Carbon fibers are the most attractive product since they have the highest commercial value. However, anode grade coke also is an important product used in spark plug and other electronic devices.

“The prevailing wisdom in the research community was that you needed a catalyst to efficiently crack TG oils,” said lead inventor Seames. “We were able to prove that the actual cracking reactions, which are carbon-carbon bond cleavage reactions, occurred with the same efficiency with and without a catalyst. When a catalyst is present, it facilitates secondary reactions that can transform the cracked TG fragments into other compounds, like aromatics. However, these two steps can be separated and by making this separation, many additional chemical compounds can be produced.”

The group has a patent pending that improves upon the original aromatics patent.

“In the improved process included in the pending patent, the aromatization step, which requires a catalyst, is separated from the cracking step. This allows a user to recover a wide variety of chemical products, including the tars, which would otherwise end up as fuel products. These chemical products improve the commercial viability of a biorefinery compared to a facility that only produces fuel products,” according to co-inventor Tande.

Seames began studying crop oil cracking in 2004.

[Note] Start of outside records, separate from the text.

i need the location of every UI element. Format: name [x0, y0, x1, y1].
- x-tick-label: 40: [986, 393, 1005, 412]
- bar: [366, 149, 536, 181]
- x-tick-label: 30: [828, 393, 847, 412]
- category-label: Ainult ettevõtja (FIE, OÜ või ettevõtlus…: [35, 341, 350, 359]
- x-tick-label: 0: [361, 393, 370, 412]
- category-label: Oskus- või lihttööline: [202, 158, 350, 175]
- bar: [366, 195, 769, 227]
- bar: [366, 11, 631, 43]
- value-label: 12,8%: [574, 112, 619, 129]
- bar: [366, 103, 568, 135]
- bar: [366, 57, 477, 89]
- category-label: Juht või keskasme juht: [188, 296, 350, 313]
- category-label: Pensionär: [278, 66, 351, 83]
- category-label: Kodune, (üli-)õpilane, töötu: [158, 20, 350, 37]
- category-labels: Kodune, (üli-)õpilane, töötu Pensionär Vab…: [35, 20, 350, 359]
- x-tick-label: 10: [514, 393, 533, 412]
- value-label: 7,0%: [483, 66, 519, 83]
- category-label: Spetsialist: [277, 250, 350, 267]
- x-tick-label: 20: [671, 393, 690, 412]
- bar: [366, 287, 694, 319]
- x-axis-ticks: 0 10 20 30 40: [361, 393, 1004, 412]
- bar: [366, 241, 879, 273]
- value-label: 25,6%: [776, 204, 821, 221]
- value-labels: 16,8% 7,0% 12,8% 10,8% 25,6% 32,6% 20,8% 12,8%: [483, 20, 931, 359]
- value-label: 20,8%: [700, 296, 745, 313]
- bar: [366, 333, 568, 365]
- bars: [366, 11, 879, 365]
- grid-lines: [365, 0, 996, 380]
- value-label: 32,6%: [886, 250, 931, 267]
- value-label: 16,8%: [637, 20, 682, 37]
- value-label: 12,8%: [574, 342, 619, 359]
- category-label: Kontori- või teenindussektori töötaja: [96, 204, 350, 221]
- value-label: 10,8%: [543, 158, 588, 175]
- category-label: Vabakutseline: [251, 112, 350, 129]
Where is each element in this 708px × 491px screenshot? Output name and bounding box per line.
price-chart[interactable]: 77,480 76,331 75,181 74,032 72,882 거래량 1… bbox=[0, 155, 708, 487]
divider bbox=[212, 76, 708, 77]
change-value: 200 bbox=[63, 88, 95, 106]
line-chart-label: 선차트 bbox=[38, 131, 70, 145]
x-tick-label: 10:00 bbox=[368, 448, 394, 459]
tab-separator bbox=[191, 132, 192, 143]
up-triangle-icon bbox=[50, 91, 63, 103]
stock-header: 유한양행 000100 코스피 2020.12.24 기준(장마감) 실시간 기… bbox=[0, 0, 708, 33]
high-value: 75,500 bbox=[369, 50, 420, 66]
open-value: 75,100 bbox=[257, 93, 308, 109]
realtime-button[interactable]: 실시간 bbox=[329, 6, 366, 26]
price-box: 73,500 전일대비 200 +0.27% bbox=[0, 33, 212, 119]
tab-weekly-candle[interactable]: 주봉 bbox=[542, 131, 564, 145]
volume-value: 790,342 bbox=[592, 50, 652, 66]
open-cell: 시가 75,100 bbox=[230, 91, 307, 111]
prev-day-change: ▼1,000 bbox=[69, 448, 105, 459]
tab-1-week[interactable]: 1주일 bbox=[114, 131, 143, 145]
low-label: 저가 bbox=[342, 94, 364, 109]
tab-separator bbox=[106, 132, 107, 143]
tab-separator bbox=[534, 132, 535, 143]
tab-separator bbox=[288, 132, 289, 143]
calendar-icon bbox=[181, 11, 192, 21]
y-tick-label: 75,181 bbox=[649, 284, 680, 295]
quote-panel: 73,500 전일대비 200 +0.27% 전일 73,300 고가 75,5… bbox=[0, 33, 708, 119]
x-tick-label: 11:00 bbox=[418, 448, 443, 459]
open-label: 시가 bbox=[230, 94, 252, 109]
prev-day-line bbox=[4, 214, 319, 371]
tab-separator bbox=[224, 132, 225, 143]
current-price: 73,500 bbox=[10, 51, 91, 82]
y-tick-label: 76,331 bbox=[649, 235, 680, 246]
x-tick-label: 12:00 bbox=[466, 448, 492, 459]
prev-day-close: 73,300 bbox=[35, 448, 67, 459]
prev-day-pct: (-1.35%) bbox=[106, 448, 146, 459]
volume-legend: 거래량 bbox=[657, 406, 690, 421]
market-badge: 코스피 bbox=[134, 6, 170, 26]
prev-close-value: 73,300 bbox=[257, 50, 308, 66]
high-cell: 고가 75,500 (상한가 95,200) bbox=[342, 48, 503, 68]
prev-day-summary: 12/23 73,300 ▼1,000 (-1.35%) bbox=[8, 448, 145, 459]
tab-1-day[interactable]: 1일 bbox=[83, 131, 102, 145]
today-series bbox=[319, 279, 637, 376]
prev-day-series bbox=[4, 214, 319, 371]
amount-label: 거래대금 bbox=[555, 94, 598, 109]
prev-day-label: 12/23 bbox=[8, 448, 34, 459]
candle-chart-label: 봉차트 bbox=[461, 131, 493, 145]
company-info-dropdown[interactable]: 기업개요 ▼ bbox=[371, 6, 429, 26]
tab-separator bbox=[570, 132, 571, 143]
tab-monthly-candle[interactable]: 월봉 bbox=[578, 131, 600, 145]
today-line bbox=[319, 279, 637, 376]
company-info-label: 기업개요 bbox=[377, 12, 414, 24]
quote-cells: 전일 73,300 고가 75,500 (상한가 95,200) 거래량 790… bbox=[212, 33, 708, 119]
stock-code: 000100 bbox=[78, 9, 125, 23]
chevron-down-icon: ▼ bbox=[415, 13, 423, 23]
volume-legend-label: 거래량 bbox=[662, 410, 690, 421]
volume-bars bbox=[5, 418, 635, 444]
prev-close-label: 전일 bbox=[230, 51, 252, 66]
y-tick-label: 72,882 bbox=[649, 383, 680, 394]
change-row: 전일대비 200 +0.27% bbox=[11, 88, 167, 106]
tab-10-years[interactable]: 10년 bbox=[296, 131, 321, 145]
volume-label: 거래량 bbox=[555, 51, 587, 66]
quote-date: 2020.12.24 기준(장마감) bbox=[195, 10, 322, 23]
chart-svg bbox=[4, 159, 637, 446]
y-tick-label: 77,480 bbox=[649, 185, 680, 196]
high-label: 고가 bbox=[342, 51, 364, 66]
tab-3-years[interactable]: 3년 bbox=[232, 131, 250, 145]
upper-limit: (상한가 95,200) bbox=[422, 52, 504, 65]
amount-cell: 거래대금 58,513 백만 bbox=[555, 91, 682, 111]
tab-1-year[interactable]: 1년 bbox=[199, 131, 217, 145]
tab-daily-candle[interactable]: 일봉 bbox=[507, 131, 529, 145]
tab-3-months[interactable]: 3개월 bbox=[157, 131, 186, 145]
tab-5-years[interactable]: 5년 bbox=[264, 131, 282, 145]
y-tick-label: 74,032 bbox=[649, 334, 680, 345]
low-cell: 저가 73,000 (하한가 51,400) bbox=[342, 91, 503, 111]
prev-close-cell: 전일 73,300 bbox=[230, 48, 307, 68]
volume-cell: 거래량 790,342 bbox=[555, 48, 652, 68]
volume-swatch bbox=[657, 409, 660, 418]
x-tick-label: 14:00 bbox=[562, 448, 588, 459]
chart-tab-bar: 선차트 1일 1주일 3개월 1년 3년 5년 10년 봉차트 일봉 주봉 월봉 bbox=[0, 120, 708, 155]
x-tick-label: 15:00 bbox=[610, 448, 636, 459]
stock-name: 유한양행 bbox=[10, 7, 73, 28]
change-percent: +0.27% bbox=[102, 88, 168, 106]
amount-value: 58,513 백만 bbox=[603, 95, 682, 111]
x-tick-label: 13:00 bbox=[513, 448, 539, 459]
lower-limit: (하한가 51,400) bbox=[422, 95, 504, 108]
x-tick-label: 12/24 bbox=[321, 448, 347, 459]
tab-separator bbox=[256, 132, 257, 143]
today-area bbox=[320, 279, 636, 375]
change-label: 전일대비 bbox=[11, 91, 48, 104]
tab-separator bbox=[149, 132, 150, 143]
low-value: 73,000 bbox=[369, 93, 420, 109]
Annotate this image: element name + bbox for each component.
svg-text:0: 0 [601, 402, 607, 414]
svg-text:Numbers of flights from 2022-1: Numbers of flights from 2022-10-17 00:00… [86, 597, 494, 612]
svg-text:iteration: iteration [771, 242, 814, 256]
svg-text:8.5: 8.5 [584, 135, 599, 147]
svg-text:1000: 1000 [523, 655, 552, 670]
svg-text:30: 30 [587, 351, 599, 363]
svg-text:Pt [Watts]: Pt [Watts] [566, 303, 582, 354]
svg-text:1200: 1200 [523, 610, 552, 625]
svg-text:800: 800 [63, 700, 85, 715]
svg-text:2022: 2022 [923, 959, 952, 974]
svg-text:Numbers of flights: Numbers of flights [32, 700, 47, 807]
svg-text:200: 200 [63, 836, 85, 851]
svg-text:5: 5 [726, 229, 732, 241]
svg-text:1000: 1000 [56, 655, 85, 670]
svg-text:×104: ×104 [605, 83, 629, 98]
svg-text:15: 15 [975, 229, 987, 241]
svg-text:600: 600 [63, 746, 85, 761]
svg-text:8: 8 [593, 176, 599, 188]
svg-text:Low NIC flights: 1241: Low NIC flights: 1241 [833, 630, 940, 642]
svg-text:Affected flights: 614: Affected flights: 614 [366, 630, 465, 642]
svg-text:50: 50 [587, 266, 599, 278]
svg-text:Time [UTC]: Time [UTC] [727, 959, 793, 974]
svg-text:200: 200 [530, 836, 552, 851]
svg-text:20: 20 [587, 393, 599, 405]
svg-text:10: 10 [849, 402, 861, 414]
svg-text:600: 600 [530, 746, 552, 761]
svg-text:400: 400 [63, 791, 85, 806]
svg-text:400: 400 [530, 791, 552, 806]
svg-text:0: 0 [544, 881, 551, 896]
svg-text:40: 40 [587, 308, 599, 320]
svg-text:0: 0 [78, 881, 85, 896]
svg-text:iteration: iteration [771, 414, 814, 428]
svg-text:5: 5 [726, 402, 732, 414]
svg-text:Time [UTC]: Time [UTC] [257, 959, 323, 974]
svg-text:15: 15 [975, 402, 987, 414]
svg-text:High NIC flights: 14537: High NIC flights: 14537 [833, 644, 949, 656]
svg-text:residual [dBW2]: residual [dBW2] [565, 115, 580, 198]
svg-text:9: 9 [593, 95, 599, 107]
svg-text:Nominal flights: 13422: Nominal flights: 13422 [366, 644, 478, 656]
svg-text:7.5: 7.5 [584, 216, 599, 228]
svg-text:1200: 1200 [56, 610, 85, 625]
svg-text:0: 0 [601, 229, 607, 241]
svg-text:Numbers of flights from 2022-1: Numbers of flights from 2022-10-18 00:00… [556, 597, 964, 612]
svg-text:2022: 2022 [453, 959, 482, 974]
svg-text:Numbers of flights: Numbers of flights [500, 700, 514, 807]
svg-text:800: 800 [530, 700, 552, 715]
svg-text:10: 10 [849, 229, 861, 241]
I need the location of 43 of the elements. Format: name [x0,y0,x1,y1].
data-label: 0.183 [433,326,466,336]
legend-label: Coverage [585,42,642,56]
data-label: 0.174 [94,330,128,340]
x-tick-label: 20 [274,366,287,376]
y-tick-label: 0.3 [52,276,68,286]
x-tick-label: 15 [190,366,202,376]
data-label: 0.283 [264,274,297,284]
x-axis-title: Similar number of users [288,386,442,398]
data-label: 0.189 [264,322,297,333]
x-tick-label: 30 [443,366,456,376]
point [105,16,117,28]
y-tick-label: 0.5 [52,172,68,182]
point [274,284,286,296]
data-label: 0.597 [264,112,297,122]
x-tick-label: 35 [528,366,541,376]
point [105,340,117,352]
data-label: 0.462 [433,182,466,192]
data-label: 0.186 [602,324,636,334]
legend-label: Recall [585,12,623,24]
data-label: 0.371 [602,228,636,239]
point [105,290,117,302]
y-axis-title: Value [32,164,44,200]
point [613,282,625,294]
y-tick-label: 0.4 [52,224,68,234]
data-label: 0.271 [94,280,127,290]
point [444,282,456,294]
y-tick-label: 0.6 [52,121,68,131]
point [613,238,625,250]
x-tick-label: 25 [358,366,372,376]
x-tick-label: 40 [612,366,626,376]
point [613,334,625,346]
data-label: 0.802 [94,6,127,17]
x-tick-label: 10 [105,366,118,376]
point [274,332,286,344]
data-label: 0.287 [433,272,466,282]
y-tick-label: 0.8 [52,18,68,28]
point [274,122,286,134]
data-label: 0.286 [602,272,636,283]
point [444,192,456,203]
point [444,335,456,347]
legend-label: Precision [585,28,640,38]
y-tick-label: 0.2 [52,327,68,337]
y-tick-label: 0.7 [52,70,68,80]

The original process generates jet fuel and diesel fuel as the primary products from either non-catalytic or catalytic cracking. Patents for this process were recently approved in Israel (no. 196123 issued 5/28/13) and Australia (no. 2007347872 issued 5/24/12). A U.S. patent (no. 8076504) to produce short chain carboxylic acids and esters via crop oil cracking was issued two years ago. When all of these processes are combined, a biorefinery can be created that can respond to the fuel, chemical, and plastics markets by producing a wide variety of fuel and chemical products.

“With these latest patents we have a significant bio-fuel/bio-chemical platform,” said Michael Moore, associate vice-president of research and UND’s principal commercialization officer. “The University is actively seeking to license this suite of technologies for rapid and widespread commercialization.”